Here we have the account of the court surrounding the Tabernacle and the Tent and here again the description begins from the inside. First, the brazen altar is described. It symbolized devotion on the basis of sacrifice. Once more the acacia wood spoke of the necessity for continuous devotion while the brass symbolized the strength of that devotion. As will be seen later on, the sin sacrifice was offered outside the camp. Here its ashes, mingled with offerings, formed the groundwork of acceptance.
The whole court was to be enclosed by curtains of finely twined linen. There was no intermixture of gold or blue, or scarlet, save at the gates of entrance.

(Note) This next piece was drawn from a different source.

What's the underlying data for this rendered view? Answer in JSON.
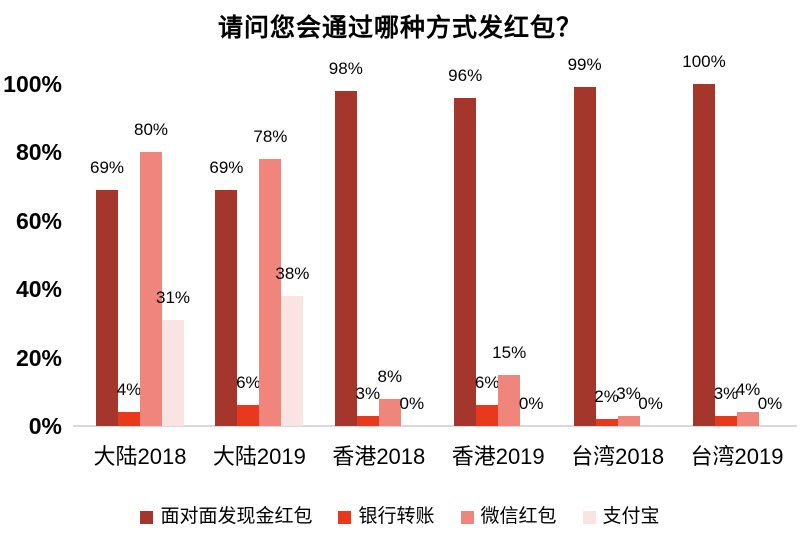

These exterior curtains were to be upheld by pillars set in sockets of brass and capped by crowns of silver, the whole suggestive of purity based on the strength of government and crowned by the fact of redemption.
The screen to be hung at the entrance was similar to that before the Holy Place. Thus the worshiper, standing outside each entrance, was reminded by the screen of the court, the screen of the Holy Place and the veil of the Most Holy, that there could be no approach to God save on the basis of perfection. No man might pass within the court to reach the altar of devotion save through the symbol of mediation. None might enter the Holy Place for fellowship and testimony but in the same way. None might reach the inner Presence chamber of the manifested Glory except through perfection.